Un break au style convaincant

Il existe encore quelques berlines sur notre marché inondé de SUV et crossovers en tout genre. Volkswagen a dégainé il y a quelques temps l’Arteon. À l’occasion de son très léger restylage, elle s’enrichit d’une version Shooting Brake, accompagnée d’une déclinaison eHybrid. Ce break a de l’allure. Cette carrosserie qui a moins la cote ces temps-ci, fait preuve d’une certaine élégance.

La calandre avant déborde très largement sur le bouclier. Les phares semblent intégrés dans les barrettes chromées. Dans cette finition R-Line, elle s’offre en plus une touche de sportivité, qui lui donne un léger supplément d’agressivité. Cela s’accompagne de jantes généreuses, et d’une partie arrière qui la rend encore plus élégante que la berline. La trappe de recharge se dissimule dans la calandre.

Capacité de coffre quasiment inchangée

À bord, Volkswagen, fait du Volkswagen… On fait face à une planche de bord rectiligne. Deux écrans dont un tactile font office d’instrumentation. Le bloc de climatisation simple d’utilisation trouve sa place devant le sélecteur de la boite automatique. Quelques boutons se situent autour de ce dernier.

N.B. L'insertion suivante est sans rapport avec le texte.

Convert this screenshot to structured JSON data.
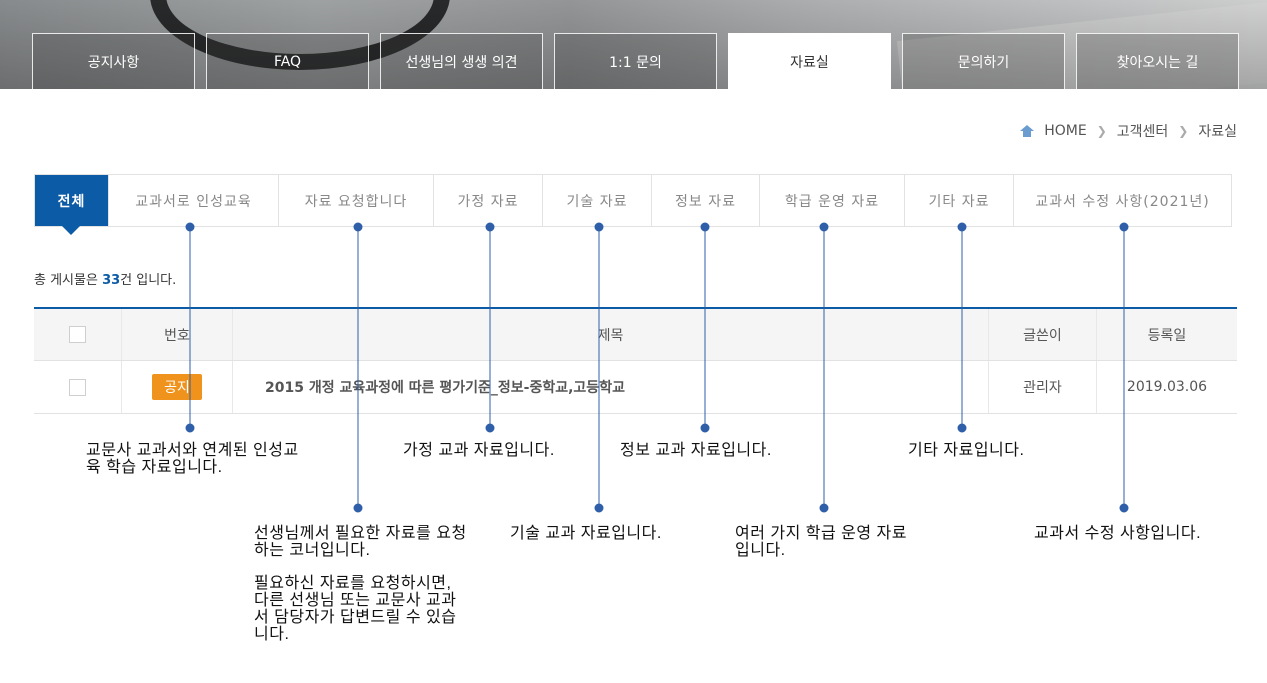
{
  "top_tabs": [
    {
      "label": "공지사항"
    },
    {
      "label": "FAQ"
    },
    {
      "label": "선생님의 생생 의견"
    },
    {
      "label": "1:1 문의"
    },
    {
      "label": "자료실"
    },
    {
      "label": "문의하기"
    },
    {
      "label": "찾아오시는 길"
    }
  ],
  "breadcrumb": {
    "home": "HOME",
    "level1": "고객센터",
    "level2": "자료실"
  },
  "category_tabs": [
    {
      "label": "전체"
    },
    {
      "label": "교과서로 인성교육"
    },
    {
      "label": "자료 요청합니다"
    },
    {
      "label": "가정 자료"
    },
    {
      "label": "기술 자료"
    },
    {
      "label": "정보 자료"
    },
    {
      "label": "학급 운영 자료"
    },
    {
      "label": "기타 자료"
    },
    {
      "label": "교과서 수정 사항(2021년)"
    }
  ],
  "total": {
    "prefix": "총 게시물은 ",
    "count": "33",
    "suffix": "건 입니다."
  },
  "table": {
    "headers": {
      "number": "번호",
      "title": "제목",
      "writer": "글쓴이",
      "date": "등록일"
    },
    "rows": [
      {
        "badge": "공지",
        "title": "2015 개정 교육과정에 따른 평가기준_정보-중학교,고등학교",
        "writer": "관리자",
        "date": "2019.03.06"
      }
    ]
  },
  "annotations": {
    "insung": "교문사 교과서와 연계된 인성교육 학습 자료입니다.",
    "request_1": "선생님께서 필요한 자료를 요청하는 코너입니다.",
    "request_2": "필요하신 자료를 요청하시면, 다른 선생님 또는 교문사 교과서 담당자가 답변드릴 수 있습니다.",
    "gajeong": "가정 교과 자료입니다.",
    "gisul": "기술 교과 자료입니다.",
    "jeongbo": "정보 교과 자료입니다.",
    "hakgeup": "여러 가지 학급 운영 자료입니다.",
    "gita": "기타 자료입니다.",
    "sujeong": "교과서 수정 사항입니다."
  },
  "colors": {
    "accent": "#0b5ba7",
    "badge": "#f0931d",
    "annotation_line": "#2f5fa8"
  }
}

Le volant rassemble les commandes déportées que l’on attend. L’ensemble a défaut de séduire, convainc par son côté fonctionnel.

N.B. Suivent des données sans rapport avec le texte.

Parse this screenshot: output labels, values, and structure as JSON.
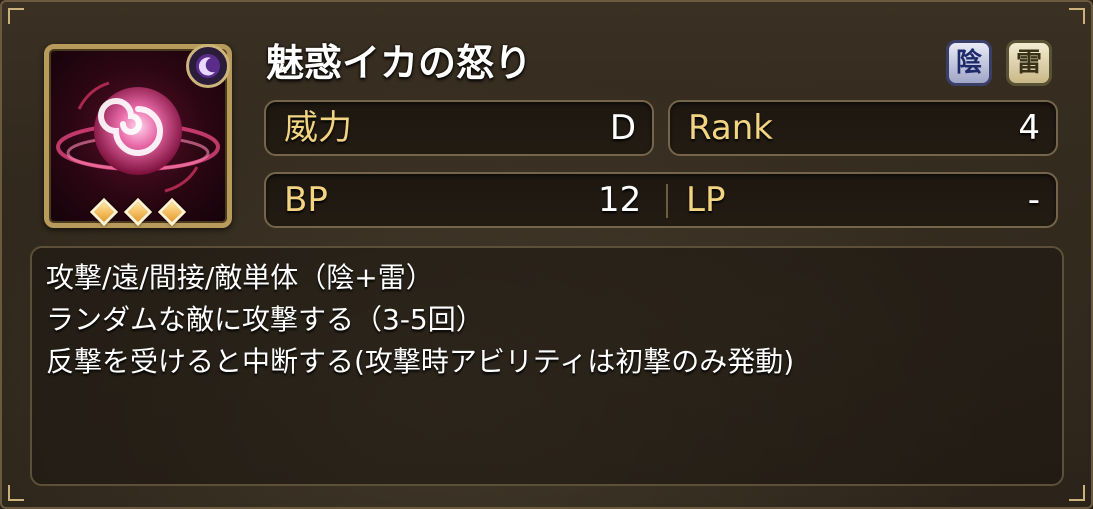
{
  "skill": {
    "name": "魅惑イカの怒り",
    "icon": "crimson-swirl-skill-icon",
    "type_icon": "moon-icon",
    "rank_diamonds": 3,
    "attributes": [
      {
        "label": "陰",
        "name": "yin-attribute-icon"
      },
      {
        "label": "雷",
        "name": "lightning-attribute-icon"
      }
    ]
  },
  "stats": {
    "power_label": "威力",
    "power_value": "D",
    "rank_label": "Rank",
    "rank_value": "4",
    "bp_label": "BP",
    "bp_value": "12",
    "lp_label": "LP",
    "lp_value": "-"
  },
  "description": {
    "line1": "攻撃/遠/間接/敵単体（陰+雷）",
    "line2": "ランダムな敵に攻撃する（3-5回）",
    "line3": "反撃を受けると中断する(攻撃時アビリティは初撃のみ発動)"
  },
  "colors": {
    "stat_label": "#f2d482",
    "frame_gold": "#b89a5a",
    "panel_bg": "#30271c"
  }
}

Néanmoins, même si elle dispose de tous les équipements indispensables pour une berline routière de ce tarif, les graphismes des menus font un peu datés. On peut le regretter pour l’un des porte-drapeaux technologique du catalogue. Côté habitabilité, elle s’améliore nettement au niveau de la garde au toit aux places arrière par rapport à la berline. Bien entendu, on gagne également de l’espace dans le coffre… trois petits litres supplémentaires qui font une différence toute relative.

Couple puissant de 400 Nm

Sous le capot, on retrouve une mécanique connue et améliorée depuis la première Golf (de 7ème génération) GTE. Elle se compose d’un thermique 1,4 essence de 156 chevaux, accompagné d’un bloc électrique de 115 chevaux dans la boite de vitesses de seulement 6 rapports. Pour l’alimenter, on trouve une batterie de 13 kWh logée sous les sièges arrière. Cette dernière se recharge entre 4 et 6 heures suivant la prise. On peut disposer de 218 chevaux et jusqu’à 400 Nm de couple.

Evoquons ces performances, que l’on atteint quand on presse la touche GTE. Elles sont à la hauteur de ce que l’on attend, avec un 0 à 100 km/h exécuté en 7,8 secondes et une vitesse de pointe de 222 km/h. Le couple électrique booste le décollage et les sensations quand on se met dans la peau du commercial en retard. Un surplus très appréciable dans chacune des situations où l’on fait appel à toute la puissance. Toutefois, la douceur de fonctionnement n’invite pas à jouer les sportifs énervés en permanence.

Bon confort et consommation maitrisée

Le mode électrique, celui que l’on préfère en ville, rend les trajets urbains bien moins pénibles. On peut évidemment le forcer, et il reste privilégié même en mode hybride. Dans ce dernier programme, la voiture vide toujours en priorité la batterie, ce qui sur notre parcours pourtant peu urbain, a pris presque 50 kilomètres (en jonglant au maximum entre phases de roue libre et mode B). Le cycle d’homologation donne l’autonomie pour 62 bornes (mixte). Il s’avère toujours hasardeux de tirer une vraie tendance, tant le profil de l’itinéraire a une influence. Cependant, on peut imaginer atteindre aisément 40 kilomètres hors autoroute.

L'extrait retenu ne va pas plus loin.